Könnten Sie sich das heutzutage vorstellen?

„Nein, sicherlich nicht. Aber jede Art von Kunst muss man im sozialen und historischen Kontext sehen. Die Bedingungen heute sind so, dass ich sagen würde, ich könnte mir das so nicht mehr vorstellen. Es war einfach eine andere Zeit mit anderen sozialen Zusammenhängen.“

Können Sie sich vorstellen, dass die Villa auch anders und nicht nur als Museum genutzt wird?

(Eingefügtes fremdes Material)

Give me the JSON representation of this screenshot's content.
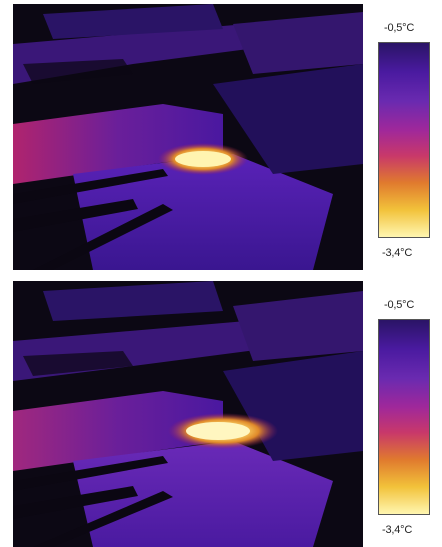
{
  "panels": [
    {
      "id": "top",
      "scale": {
        "max": "-0,5°C",
        "min": "-3,4°C"
      },
      "colormap": [
        "#2a1466",
        "#4a1aa0",
        "#6a2ab0",
        "#a0289a",
        "#c8386a",
        "#e07a2e",
        "#f2c23a",
        "#fff6b0"
      ]
    },
    {
      "id": "bottom",
      "scale": {
        "max": "-0,5°C",
        "min": "-3,4°C"
      },
      "colormap": [
        "#2a1466",
        "#4a1aa0",
        "#6a2ab0",
        "#a0289a",
        "#c8386a",
        "#e07a2e",
        "#f2c23a",
        "#fff6b0"
      ]
    }
  ]
}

„Ja, das kann ich. Ich weiß auch, dass meine Mutter damals sehr dafür plädiert hat, dass das Haus nicht nur ein totes Museum ist. Ich finde es sehr gut, dass Besucher das Haus sehen können, aber ich finde, man könnte darin ohne Weiteres kulturelle Veranstaltungen oder kleine Tagungen machen – zum Beispiel für Architekten. Denn dafür eignet es sich sehr gut. Ich sehe nicht, dass das in Brünn gemacht werden soll. Vielleicht plant die Stadt es, aber wir sind nicht eingebunden in diesen Plan. Was sie planen, ist, dass dort Hochzeiten gefeiert werden. Das finde ich keine gute Idee, weil das nicht adäquat ist.

Worin besteht die Einzigartigkeit der Villa? Ist es der Raumeindruck, wenn man das Haus betritt?

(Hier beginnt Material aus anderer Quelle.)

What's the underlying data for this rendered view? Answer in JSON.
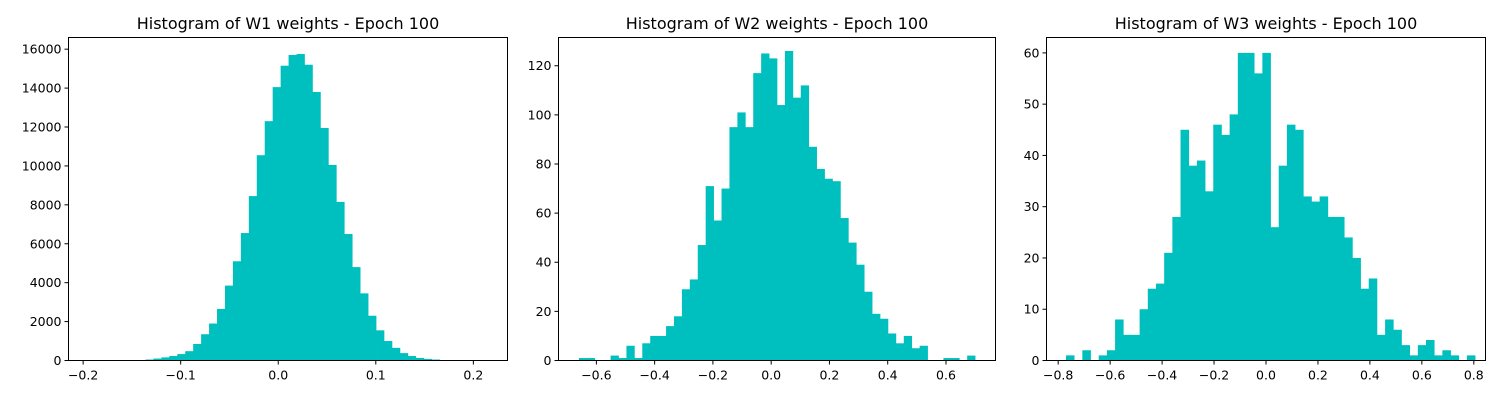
{
  "chart_data": [
    {
      "type": "bar",
      "title": "Histogram of W1 weights - Epoch 100",
      "xlabel": "",
      "ylabel": "",
      "xlim": [
        -0.215,
        0.235
      ],
      "ylim": [
        0,
        16600
      ],
      "xticks": [
        -0.2,
        -0.1,
        0.0,
        0.1,
        0.2
      ],
      "yticks": [
        0,
        2000,
        4000,
        6000,
        8000,
        10000,
        12000,
        14000,
        16000
      ],
      "ytick_labels": [
        "0",
        "2000",
        "4000",
        "6000",
        "8000",
        "10000",
        "12000",
        "14000",
        "16000"
      ],
      "xtick_labels": [
        "−0.2",
        "−0.1",
        "0.0",
        "0.1",
        "0.2"
      ],
      "bin_start": -0.185,
      "bin_width": 0.00815,
      "values": [
        0,
        0,
        5,
        8,
        15,
        25,
        50,
        100,
        160,
        230,
        330,
        480,
        850,
        1350,
        1900,
        2650,
        3850,
        5100,
        6550,
        8450,
        10550,
        12300,
        14050,
        15150,
        15700,
        15750,
        15200,
        13800,
        11950,
        10050,
        8150,
        6500,
        4800,
        3450,
        2300,
        1550,
        1000,
        650,
        380,
        230,
        130,
        80,
        50,
        25,
        12,
        6,
        3,
        1,
        0,
        1
      ],
      "color": "#00bfbf",
      "grid": false
    },
    {
      "type": "bar",
      "title": "Histogram of W2 weights - Epoch 100",
      "xlabel": "",
      "ylabel": "",
      "xlim": [
        -0.73,
        0.77
      ],
      "ylim": [
        0,
        131.5
      ],
      "xticks": [
        -0.6,
        -0.4,
        -0.2,
        0.0,
        0.2,
        0.4,
        0.6
      ],
      "yticks": [
        0,
        20,
        40,
        60,
        80,
        100,
        120
      ],
      "ytick_labels": [
        "0",
        "20",
        "40",
        "60",
        "80",
        "100",
        "120"
      ],
      "xtick_labels": [
        "−0.6",
        "−0.4",
        "−0.2",
        "0.0",
        "0.2",
        "0.4",
        "0.6"
      ],
      "bin_start": -0.66,
      "bin_width": 0.0272,
      "values": [
        1,
        1,
        0,
        0,
        2,
        1,
        6,
        1,
        7,
        10,
        10,
        14,
        18,
        29,
        33,
        47,
        71,
        57,
        70,
        95,
        101,
        95,
        117,
        125,
        123,
        104,
        126,
        107,
        112,
        87,
        78,
        74,
        73,
        58,
        48,
        39,
        28,
        19,
        17,
        11,
        7,
        10,
        5,
        6,
        0,
        0,
        1,
        1,
        0,
        2
      ],
      "color": "#00bfbf",
      "grid": false
    },
    {
      "type": "bar",
      "title": "Histogram of W3 weights - Epoch 100",
      "xlabel": "",
      "ylabel": "",
      "xlim": [
        -0.845,
        0.845
      ],
      "ylim": [
        0,
        63
      ],
      "xticks": [
        -0.8,
        -0.6,
        -0.4,
        -0.2,
        0.0,
        0.2,
        0.4,
        0.6,
        0.8
      ],
      "yticks": [
        0,
        10,
        20,
        30,
        40,
        50,
        60
      ],
      "ytick_labels": [
        "0",
        "10",
        "20",
        "30",
        "40",
        "50",
        "60"
      ],
      "xtick_labels": [
        "−0.8",
        "−0.6",
        "−0.4",
        "−0.2",
        "0.0",
        "0.2",
        "0.4",
        "0.6",
        "0.8"
      ],
      "bin_start": -0.77,
      "bin_width": 0.0315,
      "values": [
        1,
        0,
        2,
        0,
        1,
        2,
        8,
        5,
        5,
        10,
        14,
        15,
        21,
        28,
        45,
        38,
        39,
        33,
        46,
        44,
        48,
        60,
        60,
        56,
        60,
        26,
        38,
        46,
        45,
        32,
        31,
        32,
        28,
        28,
        24,
        20,
        14,
        16,
        5,
        8,
        6,
        3,
        1,
        3,
        4,
        1,
        2,
        1,
        0,
        1
      ],
      "color": "#00bfbf",
      "grid": false
    }
  ]
}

„Ich kenne keinen Raum der modernen Architektur, der so überwältigend ist, wie dieser. Er hat eine Wirkung, die ich sonst nur von Räumen wie Pantheon oder von Kirchen von früher kenne. Es ist ein großer, aber in sich rhythmisierter Raum, mit einer sehr einfachen, aber strengen Architektur. Man bekommt ein klares und strukturiertes Denken, er hat etwas sehr Meditatives und ist gleichzeitig nach außen geöffnet. Es ist einfach ein großartiger Raum. Was ich heute sehr wichtig finde, ist, dass es alles sehr einfach gestaltet ist. Auch die Möbel sind sehr einfach. Die Botschaft ist die Perfektion in den Proportionen, im Material, in den Oberflächen und in den Farben. Gerade durch diese Einfachheit bekommt jedes Detail eine enorme Bedeutung. Deswegen war die Restaurierung des Hauses wichtig, weil es um materielle Oberflächen geht. Sei es das Holz, das Metall, die Textilien oder die Wände. Es gibt auch eine Botschaft an das Plastikzeitalter, in dem wir leben – die Menschen sollen wieder ein Gefühl für materielle Oberflächen bekommen.“

Fotos: Barbora Kmentová


Dieser Beitrag wurde am 9. Oktober 2012 gesendet. Heute konnten Sie seine Wiederholung hören.